Stack  Overflow问题/答案的相关性 为什么将0.1f更改为0会将性能降低10倍? for Objective-C?如果有任何相关性,这应该如何改变我的编码习惯?有什么方法可以关闭Mac OS X上的非标准化浮点吗?

What is the relevance of Stack Overflow question/answer Why does changing 0.1f to 0 slow down performance by 10x? for Objective-C? If there is any relevance, how should this change my coding habits? Is there some way to shut off denormalized floating points on Mac OS X?

这似乎与iOS完全无关。是正确的吗?

It seems like this is completely irrelevant to iOS. Is that correct?

推荐答案

正如我在回复您的评论时说的:

As I said in response to your comment there:


它更多的是一个CPU而不是一个语言问题,所以它可能有
相关的Objective-C在x86。 (iPhone的ARMv7似乎不支持
反规范浮动,至少使用默认运行时/构建设置)

it is more of a CPU than a language issue, so it probably has relevance for Objective-C on x86. (iPhone's ARMv7 doesn't seem to support denormalized floats, at least with the default runtime/build settings)

strong>更新

Update

我刚刚测试过。在Mac OS X on x86上观察到了减速,在iOS上在ARMv7上它不是(默认构建设置)。

I just tested. On Mac OS X on x86 the slowdown is observed, on iOS on ARMv7 it is not (default build settings).

并且为了预期,在iOS模拟器(on x86)上运行反规范化浮动重新出现。

And as to be expected, running on iOS simulator (on x86) denormalized floats appear again.

FLT_MIN DBL_MIN 分别定义为最小的非反规范数字(在iOS,Mac OS X和Linux )。奇怪的事情发生使用

Interestingly, FLT_MIN and DBL_MIN respectively are defined to the smallest non-denormalized number (on iOS, Mac OS X, and Linux). Strange things happen using

DBL_MIN/2.0

编译器快乐地设置一个非规范化的常数,但是一旦(arm)CPU触摸它,它就被设置为零:

in your code; the compiler happily sets a denormalized constant, but as soon as the (arm) CPU touches it, it is set to zero:

double test = DBL_MIN/2.0;
printf("test      == 0.0 %d\n",test==0.0);
printf("DBL_MIN/2 == 0.0 %d\n",DBL_MIN/2.0==0.0);

输出:

test      == 0.0 1  // computer says YES
DBL_MIN/2 == 0.0 0  // compiler says NO

$因此,如果支持反规范化,那么快速运行时检查可以是:

So a quick runtime check if denormalization is supported can be:

#define SUPPORT_DENORMALIZATION ({volatile double t=DBL_MIN/2.0;t!=0.0;})

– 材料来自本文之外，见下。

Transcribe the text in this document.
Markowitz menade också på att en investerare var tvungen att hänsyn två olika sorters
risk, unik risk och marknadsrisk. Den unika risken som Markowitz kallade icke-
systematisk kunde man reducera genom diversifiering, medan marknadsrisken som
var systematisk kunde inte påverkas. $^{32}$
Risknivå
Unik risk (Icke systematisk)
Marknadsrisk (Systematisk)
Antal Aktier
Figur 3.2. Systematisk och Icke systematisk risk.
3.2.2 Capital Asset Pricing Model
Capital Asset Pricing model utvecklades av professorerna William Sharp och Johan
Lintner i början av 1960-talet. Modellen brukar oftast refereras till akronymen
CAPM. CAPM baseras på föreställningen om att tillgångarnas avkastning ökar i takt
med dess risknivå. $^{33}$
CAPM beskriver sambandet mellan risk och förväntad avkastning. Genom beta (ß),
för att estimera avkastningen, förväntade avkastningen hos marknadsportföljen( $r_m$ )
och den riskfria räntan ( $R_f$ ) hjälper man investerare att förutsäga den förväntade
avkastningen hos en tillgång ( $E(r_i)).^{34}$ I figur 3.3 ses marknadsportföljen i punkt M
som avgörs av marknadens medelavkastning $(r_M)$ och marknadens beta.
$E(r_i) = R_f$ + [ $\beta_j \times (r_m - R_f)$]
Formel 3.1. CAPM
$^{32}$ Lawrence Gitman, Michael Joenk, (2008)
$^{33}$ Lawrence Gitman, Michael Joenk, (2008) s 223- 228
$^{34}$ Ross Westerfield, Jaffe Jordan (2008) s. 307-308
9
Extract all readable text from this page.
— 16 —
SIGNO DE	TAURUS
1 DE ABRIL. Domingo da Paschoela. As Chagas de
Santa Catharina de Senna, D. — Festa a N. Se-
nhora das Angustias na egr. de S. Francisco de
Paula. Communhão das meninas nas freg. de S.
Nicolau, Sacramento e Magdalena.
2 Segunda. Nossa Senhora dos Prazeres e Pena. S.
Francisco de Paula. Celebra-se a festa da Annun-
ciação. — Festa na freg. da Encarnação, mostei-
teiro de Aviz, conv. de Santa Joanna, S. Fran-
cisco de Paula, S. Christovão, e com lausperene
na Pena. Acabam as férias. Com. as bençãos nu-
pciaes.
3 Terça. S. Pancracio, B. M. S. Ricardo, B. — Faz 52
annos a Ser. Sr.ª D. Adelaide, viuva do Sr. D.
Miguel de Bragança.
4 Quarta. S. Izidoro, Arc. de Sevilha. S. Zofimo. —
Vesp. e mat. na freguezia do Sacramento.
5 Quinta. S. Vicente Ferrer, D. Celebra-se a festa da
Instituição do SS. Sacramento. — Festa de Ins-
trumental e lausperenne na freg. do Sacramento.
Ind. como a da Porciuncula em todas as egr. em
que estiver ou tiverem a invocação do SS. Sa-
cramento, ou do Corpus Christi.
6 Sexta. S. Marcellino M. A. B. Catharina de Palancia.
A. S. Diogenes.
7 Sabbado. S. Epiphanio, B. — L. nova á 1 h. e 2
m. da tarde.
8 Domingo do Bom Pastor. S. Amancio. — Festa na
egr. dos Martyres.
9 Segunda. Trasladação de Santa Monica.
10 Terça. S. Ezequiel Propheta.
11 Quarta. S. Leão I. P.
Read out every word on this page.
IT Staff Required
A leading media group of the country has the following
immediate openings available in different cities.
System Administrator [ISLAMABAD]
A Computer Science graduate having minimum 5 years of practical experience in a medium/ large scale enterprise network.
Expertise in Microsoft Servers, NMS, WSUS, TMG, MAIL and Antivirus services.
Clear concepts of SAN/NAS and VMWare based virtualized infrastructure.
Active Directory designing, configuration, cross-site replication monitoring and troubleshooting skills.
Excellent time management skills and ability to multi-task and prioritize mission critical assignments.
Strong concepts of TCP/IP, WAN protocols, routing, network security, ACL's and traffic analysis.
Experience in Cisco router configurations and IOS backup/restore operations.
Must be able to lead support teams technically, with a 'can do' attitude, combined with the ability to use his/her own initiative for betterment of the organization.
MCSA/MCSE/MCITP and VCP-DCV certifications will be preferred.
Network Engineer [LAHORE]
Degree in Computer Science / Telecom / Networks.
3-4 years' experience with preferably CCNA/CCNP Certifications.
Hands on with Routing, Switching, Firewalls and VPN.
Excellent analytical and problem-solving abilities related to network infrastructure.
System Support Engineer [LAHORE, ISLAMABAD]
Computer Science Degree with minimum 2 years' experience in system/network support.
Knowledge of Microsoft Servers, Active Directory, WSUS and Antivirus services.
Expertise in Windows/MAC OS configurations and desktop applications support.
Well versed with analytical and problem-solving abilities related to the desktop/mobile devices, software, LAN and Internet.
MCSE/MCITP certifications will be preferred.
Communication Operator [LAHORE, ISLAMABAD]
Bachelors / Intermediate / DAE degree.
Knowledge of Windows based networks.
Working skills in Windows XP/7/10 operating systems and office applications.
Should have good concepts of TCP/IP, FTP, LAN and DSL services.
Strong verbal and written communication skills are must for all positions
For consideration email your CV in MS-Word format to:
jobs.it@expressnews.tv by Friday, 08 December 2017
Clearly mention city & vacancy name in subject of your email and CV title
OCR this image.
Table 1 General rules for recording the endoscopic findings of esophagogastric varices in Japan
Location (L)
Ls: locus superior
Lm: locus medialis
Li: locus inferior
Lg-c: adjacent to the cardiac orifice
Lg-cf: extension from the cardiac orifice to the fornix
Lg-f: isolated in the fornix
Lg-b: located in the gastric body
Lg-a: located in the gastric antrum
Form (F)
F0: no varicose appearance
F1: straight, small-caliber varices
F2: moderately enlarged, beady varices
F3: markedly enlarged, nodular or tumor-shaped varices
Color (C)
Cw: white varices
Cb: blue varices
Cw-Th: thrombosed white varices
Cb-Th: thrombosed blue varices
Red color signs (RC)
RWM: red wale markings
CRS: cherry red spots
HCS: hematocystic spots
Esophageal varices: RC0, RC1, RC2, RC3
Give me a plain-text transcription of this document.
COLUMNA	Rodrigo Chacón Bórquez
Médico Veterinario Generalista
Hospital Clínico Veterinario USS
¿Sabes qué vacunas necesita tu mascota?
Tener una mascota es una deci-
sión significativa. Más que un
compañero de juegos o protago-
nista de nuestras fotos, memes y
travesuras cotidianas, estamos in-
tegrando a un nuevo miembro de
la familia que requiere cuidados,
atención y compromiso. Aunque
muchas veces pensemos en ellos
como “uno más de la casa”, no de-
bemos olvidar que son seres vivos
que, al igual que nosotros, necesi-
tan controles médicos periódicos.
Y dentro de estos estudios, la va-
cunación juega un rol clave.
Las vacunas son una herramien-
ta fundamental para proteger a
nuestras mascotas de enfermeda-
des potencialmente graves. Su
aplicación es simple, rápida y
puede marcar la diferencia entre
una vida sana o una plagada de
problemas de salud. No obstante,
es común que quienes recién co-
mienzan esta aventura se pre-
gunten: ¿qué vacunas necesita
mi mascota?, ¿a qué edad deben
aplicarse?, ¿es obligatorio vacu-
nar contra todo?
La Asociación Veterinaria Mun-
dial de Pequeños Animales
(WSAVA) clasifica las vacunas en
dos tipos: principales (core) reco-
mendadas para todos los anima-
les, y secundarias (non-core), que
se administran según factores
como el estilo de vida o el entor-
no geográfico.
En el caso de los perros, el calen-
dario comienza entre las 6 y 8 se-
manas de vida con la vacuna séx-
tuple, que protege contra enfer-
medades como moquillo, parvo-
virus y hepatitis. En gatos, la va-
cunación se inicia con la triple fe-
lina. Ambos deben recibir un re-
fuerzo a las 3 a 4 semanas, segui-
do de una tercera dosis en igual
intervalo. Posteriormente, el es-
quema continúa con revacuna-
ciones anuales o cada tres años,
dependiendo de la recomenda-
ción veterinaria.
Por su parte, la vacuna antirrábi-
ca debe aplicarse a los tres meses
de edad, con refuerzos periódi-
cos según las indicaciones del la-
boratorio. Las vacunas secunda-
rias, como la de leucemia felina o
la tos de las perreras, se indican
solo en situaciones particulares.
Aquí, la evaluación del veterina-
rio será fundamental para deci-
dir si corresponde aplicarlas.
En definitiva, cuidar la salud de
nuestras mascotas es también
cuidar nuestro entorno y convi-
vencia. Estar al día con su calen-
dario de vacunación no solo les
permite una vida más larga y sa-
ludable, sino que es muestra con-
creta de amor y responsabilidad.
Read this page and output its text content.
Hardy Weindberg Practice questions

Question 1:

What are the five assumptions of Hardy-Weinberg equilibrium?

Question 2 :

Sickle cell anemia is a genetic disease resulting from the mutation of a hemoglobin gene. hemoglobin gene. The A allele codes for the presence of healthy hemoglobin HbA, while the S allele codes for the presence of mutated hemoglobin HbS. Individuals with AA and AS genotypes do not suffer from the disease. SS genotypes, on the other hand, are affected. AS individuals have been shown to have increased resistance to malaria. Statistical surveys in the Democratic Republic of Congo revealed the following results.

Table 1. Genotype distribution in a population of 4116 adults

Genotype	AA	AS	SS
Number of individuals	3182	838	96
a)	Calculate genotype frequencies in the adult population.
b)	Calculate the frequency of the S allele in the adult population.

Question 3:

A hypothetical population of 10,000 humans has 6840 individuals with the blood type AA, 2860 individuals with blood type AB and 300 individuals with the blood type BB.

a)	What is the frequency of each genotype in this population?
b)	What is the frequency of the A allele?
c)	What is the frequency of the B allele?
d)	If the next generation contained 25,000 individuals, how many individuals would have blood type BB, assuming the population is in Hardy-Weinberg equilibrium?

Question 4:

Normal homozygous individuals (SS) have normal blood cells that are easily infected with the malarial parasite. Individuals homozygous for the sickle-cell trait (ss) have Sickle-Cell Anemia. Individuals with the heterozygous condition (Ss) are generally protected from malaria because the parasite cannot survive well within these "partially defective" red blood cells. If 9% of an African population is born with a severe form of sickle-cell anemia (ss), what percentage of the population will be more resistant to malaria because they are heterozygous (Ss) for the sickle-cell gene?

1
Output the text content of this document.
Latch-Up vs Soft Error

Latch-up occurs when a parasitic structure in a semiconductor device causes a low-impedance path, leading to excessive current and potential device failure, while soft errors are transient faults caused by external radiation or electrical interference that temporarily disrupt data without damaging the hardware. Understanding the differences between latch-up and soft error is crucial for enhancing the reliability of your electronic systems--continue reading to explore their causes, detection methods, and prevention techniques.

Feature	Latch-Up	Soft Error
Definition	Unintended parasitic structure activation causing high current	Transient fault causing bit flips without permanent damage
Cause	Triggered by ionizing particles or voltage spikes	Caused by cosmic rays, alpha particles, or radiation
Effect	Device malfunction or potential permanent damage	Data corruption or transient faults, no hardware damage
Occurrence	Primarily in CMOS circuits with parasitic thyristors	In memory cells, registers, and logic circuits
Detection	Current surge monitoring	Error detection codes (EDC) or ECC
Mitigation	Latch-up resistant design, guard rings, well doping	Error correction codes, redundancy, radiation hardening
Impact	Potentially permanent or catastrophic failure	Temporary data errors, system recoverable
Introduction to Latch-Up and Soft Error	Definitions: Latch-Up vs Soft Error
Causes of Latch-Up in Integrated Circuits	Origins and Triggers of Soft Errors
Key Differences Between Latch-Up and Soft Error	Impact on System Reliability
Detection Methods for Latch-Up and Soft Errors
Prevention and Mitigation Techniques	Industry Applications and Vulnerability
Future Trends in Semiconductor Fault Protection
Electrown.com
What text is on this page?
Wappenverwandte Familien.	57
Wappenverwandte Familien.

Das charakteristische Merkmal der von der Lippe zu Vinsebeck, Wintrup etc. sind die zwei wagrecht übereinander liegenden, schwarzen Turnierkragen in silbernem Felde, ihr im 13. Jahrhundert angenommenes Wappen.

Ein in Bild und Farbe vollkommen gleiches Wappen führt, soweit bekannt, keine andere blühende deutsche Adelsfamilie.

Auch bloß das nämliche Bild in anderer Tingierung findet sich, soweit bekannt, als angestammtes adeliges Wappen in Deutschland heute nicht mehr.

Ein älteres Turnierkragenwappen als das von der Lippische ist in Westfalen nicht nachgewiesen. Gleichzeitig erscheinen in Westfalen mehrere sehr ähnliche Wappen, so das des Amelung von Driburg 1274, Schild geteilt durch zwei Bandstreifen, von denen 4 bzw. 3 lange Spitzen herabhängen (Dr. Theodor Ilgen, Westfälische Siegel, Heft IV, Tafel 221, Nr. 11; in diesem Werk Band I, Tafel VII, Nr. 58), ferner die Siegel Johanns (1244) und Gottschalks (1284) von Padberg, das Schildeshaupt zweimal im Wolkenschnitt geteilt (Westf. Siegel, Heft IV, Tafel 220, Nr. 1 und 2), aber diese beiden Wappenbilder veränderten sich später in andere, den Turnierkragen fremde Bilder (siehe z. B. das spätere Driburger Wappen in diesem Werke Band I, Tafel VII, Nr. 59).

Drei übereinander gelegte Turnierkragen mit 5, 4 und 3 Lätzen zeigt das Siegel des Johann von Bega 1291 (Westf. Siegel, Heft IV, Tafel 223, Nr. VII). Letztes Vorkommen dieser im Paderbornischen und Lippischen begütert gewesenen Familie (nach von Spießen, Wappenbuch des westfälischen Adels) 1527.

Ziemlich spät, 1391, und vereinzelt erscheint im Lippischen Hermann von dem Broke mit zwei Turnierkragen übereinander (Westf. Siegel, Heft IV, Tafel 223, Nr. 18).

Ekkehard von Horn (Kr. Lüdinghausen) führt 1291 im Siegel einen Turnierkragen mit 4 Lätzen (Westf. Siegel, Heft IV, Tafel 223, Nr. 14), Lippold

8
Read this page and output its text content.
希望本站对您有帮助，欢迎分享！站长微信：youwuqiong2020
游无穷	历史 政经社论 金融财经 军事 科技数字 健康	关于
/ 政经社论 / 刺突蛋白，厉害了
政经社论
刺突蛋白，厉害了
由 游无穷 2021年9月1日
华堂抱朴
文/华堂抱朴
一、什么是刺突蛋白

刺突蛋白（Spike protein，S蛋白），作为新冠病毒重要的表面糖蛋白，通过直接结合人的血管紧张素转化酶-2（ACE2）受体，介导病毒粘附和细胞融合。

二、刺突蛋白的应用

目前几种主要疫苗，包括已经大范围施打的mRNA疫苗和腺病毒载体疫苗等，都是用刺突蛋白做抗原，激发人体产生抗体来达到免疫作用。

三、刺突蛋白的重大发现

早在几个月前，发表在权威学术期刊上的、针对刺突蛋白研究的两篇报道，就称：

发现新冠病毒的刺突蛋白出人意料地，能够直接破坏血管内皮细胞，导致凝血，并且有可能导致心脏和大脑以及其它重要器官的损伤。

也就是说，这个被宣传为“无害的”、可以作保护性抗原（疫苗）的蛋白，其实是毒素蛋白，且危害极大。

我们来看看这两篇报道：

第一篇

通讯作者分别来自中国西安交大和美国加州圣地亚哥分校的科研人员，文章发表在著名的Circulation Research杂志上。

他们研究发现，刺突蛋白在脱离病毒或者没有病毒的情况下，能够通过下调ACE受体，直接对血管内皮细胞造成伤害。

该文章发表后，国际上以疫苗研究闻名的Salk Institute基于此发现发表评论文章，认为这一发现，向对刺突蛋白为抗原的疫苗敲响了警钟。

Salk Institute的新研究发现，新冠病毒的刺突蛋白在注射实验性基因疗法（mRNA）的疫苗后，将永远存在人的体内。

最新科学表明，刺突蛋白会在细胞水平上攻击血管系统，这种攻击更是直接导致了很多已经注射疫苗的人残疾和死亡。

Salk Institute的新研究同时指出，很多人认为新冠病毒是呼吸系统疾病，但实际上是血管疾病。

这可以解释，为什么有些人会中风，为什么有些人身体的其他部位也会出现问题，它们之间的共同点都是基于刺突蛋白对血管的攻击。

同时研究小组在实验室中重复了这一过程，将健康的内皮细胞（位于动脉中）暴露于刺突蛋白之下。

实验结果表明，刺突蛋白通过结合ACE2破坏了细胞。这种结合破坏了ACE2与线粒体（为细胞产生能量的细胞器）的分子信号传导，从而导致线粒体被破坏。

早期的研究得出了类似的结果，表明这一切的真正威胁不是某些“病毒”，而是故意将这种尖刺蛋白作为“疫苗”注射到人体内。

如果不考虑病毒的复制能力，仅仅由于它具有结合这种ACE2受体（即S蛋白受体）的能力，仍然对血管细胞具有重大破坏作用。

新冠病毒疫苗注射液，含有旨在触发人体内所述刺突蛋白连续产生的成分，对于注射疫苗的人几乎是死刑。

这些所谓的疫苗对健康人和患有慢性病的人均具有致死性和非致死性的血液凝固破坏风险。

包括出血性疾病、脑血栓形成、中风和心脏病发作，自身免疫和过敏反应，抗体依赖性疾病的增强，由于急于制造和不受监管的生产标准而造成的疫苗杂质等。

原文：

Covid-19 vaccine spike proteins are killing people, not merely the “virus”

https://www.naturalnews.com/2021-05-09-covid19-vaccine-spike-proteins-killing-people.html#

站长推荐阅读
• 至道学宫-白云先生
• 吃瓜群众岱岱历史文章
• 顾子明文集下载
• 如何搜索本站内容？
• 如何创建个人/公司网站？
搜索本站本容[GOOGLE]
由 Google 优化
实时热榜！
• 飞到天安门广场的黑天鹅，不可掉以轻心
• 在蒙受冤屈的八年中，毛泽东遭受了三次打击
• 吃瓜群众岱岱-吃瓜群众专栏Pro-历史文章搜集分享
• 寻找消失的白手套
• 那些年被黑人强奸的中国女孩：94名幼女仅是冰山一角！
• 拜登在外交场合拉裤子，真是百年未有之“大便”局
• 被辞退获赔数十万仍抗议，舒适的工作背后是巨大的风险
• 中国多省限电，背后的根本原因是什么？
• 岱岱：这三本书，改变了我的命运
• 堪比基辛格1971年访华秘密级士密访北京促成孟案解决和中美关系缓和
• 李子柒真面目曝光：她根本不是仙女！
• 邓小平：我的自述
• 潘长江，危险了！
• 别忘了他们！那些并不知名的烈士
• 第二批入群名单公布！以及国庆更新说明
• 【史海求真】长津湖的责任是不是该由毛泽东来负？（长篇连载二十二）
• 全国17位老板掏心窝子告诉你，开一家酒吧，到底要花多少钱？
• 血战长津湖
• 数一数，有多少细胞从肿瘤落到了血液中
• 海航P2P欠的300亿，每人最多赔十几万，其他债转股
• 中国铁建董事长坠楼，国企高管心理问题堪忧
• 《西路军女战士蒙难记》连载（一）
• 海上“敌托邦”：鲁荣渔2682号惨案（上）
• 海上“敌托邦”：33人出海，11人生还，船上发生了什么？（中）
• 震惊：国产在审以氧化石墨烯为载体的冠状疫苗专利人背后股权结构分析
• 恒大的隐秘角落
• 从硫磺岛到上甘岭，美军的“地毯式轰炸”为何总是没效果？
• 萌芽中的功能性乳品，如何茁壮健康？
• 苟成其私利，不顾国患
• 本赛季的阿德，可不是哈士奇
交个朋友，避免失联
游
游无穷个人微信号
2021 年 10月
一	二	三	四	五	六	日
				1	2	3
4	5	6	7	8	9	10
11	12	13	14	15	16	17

这是ARM在flush到zero模式下要说的内容: http://infocenter.arm.com/help/index.jsp?topic=/com .arm.doc.dui0204h / Bcfheche.html

This is what ARM has to say on flush to zero mode: http://infocenter.arm.com/help/index.jsp?topic=/com.arm.doc.dui0204h/Bcfheche.html

更新<< 1

这是在ARMv7上禁用刷新到零模式的方法:

This is how you disable flush to zero mode on ARMv7:

int x;
asm(
    "vmrs %[result],FPSCR \r\n"
    "bic %[result],%[result],#16777216 \r\n"
    "vmsr FPSCR,%[result]"
    :[result] "=r" (x) : :
);
printf("ARM FPSCR: %08x\n",x);

有以下令人惊讶的结果。

with the following surprising result.


  • 第1列:每次迭代除以2的浮动

  • 第2列:此浮动的二进制表示

  • 第3列:汇总此浮动所需的时间1e7次

您可以清楚地看到非正规化以零成本。 (对于一个iPad 2,iPhone 4上,它是在10%放缓的一部小成本)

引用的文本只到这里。